(From Harpal Brar, Trotskyism or Leninism? (1993), 151-152.)

 

Was socialism built in the USSR? Trotsky says it was.

 

The answer we give is that socialism was built in the Soviet Union and in support of this affirmative answer of ours we quote an authority which can in no way be described as biased either in favour of Stalin and the Bolshevik Party or indeed in favour of building socialism in the USSR. This authority is none other than that master phrase-mongerer, Trotsky himself:

 

“Socialism has demonstrated its right to victory,” says Trotsky, “not in the pages of Das Kapital, but in an industrial arena comprising one-sixth of the earth's surf ace, not in the language of dialectics, but in the language of steel, cement and electricity. Even if the Soviet Union, as a result of difficulties, external blows, and the mistakes of its leadership, were to collapse - which we firmly hope will not happen [the real nature of Trotsky's hopes, however, were disclosed by the Moscow Trials] there would remain as an earnest of the future this indestructible fact that thanks solely to a proletarian revolution a backward country has achieved in less than ten years successes unexampled in history.” (Trotsky, The Revolution Betrayed).

 

And again:

 

“The vast scope of industrialisation in the Soviet Union, as against the background of stagnation and decline in almost the whole capitalist world appears unanswerably in the following gross indices ...

 

“Gigantic achievements in industry, enormously promising beginnings in agriculture, an extraordinary growth of old industrial cities and a building of new ones, a rapid increase in the number of workers, a rise in cultural level and cultural demands - such are the indubitable results of the October Revolution ... “ (Trotsky, The Revolution Betrayed).

 

One could not have asked for a better refutation of Trotskyism than the one advanced by Trotsky himself in the above-quoted remarks. We are highly grateful and indebted to Trotsky for these candid admissions.
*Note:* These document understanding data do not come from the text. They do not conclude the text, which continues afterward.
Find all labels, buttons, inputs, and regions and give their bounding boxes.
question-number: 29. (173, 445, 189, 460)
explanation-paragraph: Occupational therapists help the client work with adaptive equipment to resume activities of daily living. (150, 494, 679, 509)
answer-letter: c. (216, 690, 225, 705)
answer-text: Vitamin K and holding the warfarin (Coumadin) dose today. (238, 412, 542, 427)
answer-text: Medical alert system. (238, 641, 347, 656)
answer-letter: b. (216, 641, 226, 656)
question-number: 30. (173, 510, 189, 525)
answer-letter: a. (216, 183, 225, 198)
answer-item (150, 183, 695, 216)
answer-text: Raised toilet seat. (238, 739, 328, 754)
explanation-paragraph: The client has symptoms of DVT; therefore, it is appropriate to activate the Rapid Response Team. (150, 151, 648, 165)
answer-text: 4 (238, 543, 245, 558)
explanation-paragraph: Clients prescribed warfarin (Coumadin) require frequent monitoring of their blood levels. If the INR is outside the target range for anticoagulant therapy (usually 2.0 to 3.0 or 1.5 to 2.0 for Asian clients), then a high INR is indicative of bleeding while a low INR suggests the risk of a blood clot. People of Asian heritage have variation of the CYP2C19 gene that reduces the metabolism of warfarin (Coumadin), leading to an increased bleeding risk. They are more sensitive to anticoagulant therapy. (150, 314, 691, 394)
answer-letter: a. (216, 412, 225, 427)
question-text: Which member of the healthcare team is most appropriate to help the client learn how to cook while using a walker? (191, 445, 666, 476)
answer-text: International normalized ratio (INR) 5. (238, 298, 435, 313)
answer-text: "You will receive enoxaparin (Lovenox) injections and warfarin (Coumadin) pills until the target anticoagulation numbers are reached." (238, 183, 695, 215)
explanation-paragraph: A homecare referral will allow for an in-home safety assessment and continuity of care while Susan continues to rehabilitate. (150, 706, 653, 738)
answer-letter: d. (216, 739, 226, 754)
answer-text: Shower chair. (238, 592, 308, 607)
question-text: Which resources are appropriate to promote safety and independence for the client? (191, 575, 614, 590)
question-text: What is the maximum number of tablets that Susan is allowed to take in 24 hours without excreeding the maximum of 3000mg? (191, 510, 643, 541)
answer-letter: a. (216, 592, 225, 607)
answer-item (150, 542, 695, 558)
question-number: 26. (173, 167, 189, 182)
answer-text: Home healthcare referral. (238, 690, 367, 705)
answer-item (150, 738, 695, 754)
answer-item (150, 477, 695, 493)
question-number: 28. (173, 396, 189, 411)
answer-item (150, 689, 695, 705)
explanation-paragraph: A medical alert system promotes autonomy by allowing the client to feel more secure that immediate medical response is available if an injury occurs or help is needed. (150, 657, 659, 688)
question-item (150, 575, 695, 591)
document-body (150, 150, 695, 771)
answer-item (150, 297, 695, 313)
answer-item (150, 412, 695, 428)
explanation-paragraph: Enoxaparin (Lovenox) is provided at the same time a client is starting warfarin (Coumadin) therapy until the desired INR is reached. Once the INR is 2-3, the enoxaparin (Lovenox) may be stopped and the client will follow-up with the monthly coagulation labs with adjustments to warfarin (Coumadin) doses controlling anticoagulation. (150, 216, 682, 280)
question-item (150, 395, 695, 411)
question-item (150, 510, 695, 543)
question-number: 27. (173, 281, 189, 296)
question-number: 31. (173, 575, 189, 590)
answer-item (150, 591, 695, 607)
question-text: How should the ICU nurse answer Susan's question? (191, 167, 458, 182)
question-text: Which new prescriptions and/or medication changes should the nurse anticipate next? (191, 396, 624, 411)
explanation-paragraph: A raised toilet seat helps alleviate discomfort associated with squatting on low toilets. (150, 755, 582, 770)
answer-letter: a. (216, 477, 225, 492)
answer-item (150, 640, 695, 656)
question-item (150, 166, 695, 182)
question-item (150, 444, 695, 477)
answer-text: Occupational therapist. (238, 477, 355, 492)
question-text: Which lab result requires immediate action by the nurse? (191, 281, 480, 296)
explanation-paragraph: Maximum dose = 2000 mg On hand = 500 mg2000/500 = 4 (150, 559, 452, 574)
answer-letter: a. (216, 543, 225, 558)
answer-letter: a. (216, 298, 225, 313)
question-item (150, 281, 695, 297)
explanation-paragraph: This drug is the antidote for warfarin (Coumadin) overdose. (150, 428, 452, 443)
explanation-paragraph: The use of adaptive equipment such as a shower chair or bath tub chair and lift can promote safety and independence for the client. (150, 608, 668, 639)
Trotsky was right when he admitted that “socialism has demonstrated its right to victory, not in the pages of Das Kapital, but in an industrial arena comprising one-sixth of the earth's surface'~· that there had been “gigantic achievement” in industry; that “enormously promising” had been the results in the sphere of agriculture; that there had been a rise in the “cultural level and demands” of the Soviet people. He was absolutely correct. Such indeed were the “indubitable results” of the fight for the victory of socialist construction in the USSR - the fight launched by the Party in consequence of the decision of the 14th Congress of the Party - a decision which had met with the most vicious opposition from Trotsky and the New Opposition, i.e., Zinoviev and Co.